File photo shows members of the Capital Citizens Committee (CCC) and  Chairman Capital Development Authority (CDA) Imtyaz Inayat Elahi visit ancient Buddhist caves after they noticed suspicious activity during a recent visit to the sites in Shah Allah Ditta suburbs. - Dawn file photo
File photo shows members of the Capital Citizens Committee (CCC) and Chairman Capital Development Authority (CDA) Imtyaz Inayat Elahi visit ancient Buddhist caves after they noticed suspicious activity during a recent visit to the sites in Shah Allah Ditta suburbs. - Dawn file photo

ISLAMABAD, Aug 17: Fearing for the future of architectural remains, the Department of Archaeology and Museums (DOAM) has pointed out that the capital city could gradually lose more than 150 sites of historical significance within the capital territory to new housing societies and roads.

“These sites are vulnerable to destruction. And there have been incidents of illegal digging,” said Ali Awan a senior official of the department referring to Pun Fakiran near the Buddhist Caves in G-13.

The recent victim of development were the area around the Buddhist Caves in sector G-13 where the civic authority had developed a park and put a boundary around it.
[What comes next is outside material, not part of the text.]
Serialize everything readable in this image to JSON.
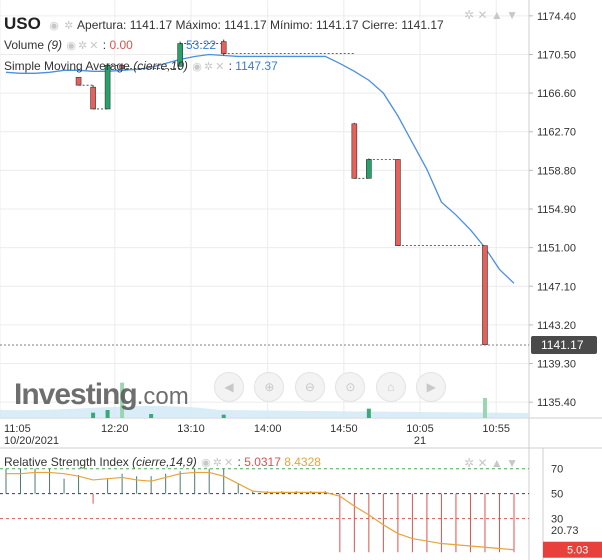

All the sites in Islamabad were unprotected. The only two sites protected under the Antiquities Act 1975 were the 15th century AD Pharwala Fort, situated 30 kilometres from Islamabad and the 16th century AD Rawat Fort.

Both the forts, according to officials in DOAM, were also as vulnerable to destruction and illegal excavations as the other unprotected sites.

The forts were missing conservation and enforcements teams.

However, critical of the urban sprawl, DOAM pointed out that all construction projects big or small by civic authorities and private builders were undertaken in violation of the Antiquities Act.

The Section 22 of the Act said that no development plan or scheme or new construction on, or within a distance of 200 feet of a protected immovable antiquity should be undertaken or executed unless the Director General of Department of Archaeology and Museums grants approval.

“Whenever a development scheme is undertaken at the historical site, the DOAM is not contacted. Worst yet, the department had also not set its foot down to prevent damage to the sites with the exception of one or two incidents,” said the official.

The department asserted that the need for an NOC from DOAM for development projects in Islamabad – with a history that went back five million years – was as important as any other approval.

The Mesolithic rock shelter in sector G-13 on the Kashmir Highway was another example where possibility of discovering stone articles used by cave people two million years ago was lost. The rock shelter was almost destroyed when Pakistan Housing Society levelled the ground all around it to make way for new houses. DOAM interfered and declared some 200 feet area around it as protected.